David Darriba Pérez
Ruxandra se asomó a la ventana
El mordisco fue preciso, un tanto precipitado tal vez, pero lo suficiente rápido como para armar un ataque sorpresivo donde pudo anticiparse a la víctima. Por desgracia para ella, ésta logró esquivar unos centímetros la dentellada que finalmente le produjo unas desgarraduras terribles. Tuvo que morder una segunda vez. Ahora sí, fue letal. Los borbotones de sangre saltaban del cuello y la mujer se desvaneció en un sueño tranquilizador del cual despertó.
Cuando esto sucedió, levantó los párpados de golpe. Se incorporó observando fijamente su vestido manchado de un rojo oscuro. Lo acarició a la vez que rodeaba las rodillas con sus brazos y tarareaba una canción que le cantaba su madre de pequeña. Sonrió, se levantó y se topó con el espejo. Le hizo gracia no verse reflejada en él. Se sentía "viva"…
Ruxandra se asomó a la ventana: todavía era de noche. El aire sacudió el rizo de su cabello negro e hinchó el pecho a pesar de que ya no respiraba. Esa oscuridad ahora era luz para ella. Miró de nuevo su vestimenta ensangrentada, asaltándole un apetito voraz. Debía salir al exterior para colmarlo. «Ruxandra, Ruxandra», escuchó como un eco lejano. «Ven, ven aquí, Ruxandra. Por la ventana, salta por la ventana». Miró hacia abajo. Cruzó su vista con la de un hombre que le ofrecía una tierna sonrisa. Tenía la cabeza cubierta por un sombrero de copa y, mirando un reloj de bolsillo, volvió a decir con los labios inamovibles: «Salta por la ventana». Y lo hizo. Cayó despacio. Sus ropajes bailaban al son del aire, envolviéndola en oníricas e indescriptibles imágenes. Cuando sus pies tocaron tierra, el hombre hizo una señal para que ella lo siguiera. Szilard, ese era el nombre de aquel personaje. No hicieron falta presentaciones; ella lo supo como si lo conociese de siempre.
La llevó por la oscuridad del bosque. A su paso las lechuzas enmudecían y permanecían quietas para pasar desapercibidas. Cruzaron el desfiladero hasta que al fin llegaron a su destino. Era la aldea vecina.
Se metieron en una casa por el granero. La chimenea escupía el humo que ennegrecía los muros. Llegaron a uno de los dormitorios y Szilard se abalanzó sobre el padre mientras Ruxandra observaba con devoción. Ruxandra hizo lo propio con el resto de la familia. Los chillidos cesaron, ahogados en un último estertor, y todo fue silencio. Cuando salieron de la casa advirtieron un tono violáceo que se formaba en las nubes y que les obligó a emprender retirada.

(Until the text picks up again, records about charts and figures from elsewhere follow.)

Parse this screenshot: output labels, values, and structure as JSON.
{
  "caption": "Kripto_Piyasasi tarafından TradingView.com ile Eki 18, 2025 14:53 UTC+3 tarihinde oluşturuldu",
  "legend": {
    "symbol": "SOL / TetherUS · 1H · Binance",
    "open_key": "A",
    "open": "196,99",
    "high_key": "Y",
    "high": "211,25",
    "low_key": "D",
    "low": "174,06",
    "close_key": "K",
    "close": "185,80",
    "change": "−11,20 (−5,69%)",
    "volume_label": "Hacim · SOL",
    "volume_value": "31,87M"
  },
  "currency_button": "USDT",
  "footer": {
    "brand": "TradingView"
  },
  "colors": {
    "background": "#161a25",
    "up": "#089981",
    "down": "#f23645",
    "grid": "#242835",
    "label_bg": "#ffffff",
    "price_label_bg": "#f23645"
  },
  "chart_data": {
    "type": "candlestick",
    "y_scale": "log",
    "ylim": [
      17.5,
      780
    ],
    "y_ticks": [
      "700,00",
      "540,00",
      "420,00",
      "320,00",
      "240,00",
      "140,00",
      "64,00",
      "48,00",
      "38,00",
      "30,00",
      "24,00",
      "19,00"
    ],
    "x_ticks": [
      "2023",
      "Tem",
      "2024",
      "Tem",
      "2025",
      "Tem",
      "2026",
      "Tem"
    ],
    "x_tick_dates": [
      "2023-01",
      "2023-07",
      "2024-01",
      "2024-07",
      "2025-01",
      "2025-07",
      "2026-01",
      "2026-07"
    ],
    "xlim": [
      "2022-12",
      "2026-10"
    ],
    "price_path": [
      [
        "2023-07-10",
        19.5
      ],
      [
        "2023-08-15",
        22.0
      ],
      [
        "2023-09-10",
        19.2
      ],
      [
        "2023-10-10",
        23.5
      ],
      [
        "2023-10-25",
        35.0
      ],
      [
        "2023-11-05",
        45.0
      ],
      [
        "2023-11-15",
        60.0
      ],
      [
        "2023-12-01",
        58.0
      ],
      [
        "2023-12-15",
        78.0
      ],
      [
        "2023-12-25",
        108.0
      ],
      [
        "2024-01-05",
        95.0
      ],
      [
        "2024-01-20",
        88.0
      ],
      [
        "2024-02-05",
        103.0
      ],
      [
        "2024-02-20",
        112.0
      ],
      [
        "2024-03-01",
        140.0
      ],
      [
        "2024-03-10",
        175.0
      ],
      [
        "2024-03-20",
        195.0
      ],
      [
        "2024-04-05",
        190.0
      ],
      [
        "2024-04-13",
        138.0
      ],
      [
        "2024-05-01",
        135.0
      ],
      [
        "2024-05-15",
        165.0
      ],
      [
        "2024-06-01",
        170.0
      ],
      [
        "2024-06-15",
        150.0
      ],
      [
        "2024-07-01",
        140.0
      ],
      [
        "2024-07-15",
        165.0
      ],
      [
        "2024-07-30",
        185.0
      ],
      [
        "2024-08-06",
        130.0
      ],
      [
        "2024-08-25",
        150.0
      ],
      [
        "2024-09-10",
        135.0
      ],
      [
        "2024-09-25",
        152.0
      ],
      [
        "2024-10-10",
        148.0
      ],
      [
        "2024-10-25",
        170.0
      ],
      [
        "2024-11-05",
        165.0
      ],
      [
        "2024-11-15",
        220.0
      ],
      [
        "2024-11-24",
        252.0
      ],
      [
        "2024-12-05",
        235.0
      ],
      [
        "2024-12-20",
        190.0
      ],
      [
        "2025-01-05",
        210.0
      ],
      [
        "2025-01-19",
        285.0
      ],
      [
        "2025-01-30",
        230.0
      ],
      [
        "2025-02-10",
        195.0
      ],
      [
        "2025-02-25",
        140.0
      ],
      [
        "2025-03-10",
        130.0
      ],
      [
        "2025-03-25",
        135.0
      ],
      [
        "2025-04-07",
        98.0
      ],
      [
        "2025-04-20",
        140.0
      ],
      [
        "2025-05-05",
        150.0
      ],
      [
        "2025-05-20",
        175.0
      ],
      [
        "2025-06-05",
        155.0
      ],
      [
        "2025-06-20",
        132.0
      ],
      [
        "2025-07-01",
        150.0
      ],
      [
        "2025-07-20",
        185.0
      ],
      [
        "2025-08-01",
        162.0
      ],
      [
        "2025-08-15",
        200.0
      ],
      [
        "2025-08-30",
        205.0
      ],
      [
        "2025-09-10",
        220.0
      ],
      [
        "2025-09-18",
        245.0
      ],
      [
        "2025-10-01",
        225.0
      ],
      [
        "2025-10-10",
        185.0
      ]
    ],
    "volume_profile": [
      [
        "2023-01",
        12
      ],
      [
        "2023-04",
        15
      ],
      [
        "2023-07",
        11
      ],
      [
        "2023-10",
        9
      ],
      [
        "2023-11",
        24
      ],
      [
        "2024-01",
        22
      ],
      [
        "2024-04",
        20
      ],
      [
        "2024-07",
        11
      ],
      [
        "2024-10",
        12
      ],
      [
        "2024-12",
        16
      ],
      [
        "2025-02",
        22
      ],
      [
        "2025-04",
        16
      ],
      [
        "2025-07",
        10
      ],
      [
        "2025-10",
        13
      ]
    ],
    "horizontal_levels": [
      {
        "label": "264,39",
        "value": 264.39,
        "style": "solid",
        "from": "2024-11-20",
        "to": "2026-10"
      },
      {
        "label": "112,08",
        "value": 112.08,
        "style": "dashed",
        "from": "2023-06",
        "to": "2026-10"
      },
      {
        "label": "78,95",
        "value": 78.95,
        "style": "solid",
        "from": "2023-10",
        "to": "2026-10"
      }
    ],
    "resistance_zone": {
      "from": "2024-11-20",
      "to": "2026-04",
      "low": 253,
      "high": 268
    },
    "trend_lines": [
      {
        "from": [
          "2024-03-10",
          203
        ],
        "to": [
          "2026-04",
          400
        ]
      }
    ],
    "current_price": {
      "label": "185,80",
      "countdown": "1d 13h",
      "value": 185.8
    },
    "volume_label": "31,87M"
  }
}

No pasaron muchas horas cuando el repique de campanas pudo escucharse levemente al otro lado del valle. Ruxandra descansaba con placidez en un cuarto sin ventanas. Afuera, en la aldea, una campesina mayor lloraba sujetada por un hombre al que no le salían las palabras de la boca. El resto de la gente asistía nerviosa sin saber quién o qué había cometido aquella atrocidad. No podría ser otra cosa que un animal salvaje.
Cuando Ruxandra despertó, no lo dudó un segundo. Se dirigió a la casa cercana al río. La luz de la luna la acompañó entre los sauces. De una de las ventanas salía la intermitencia de las velas que iluminaban la cocina. Se aproximó con sigilo. Se agachó. Al ver la oportunidad se coló. Todo estaba igual que cuando era pequeña. Su madre, de espaldas, dejaba unas chirivías en un caldero con agua. Cuando se giró no pudo creer lo que veían sus cansados y tristes ojos. Perforó con dulzura el cuello de la madre hasta que ésta se escurrió de entre sus brazos. Pensó que nunca más podría ser capaz de demostrar un acto de amor semejante. Desapareció, eso sí, sabiendo que no tardaría en reunirse con ella.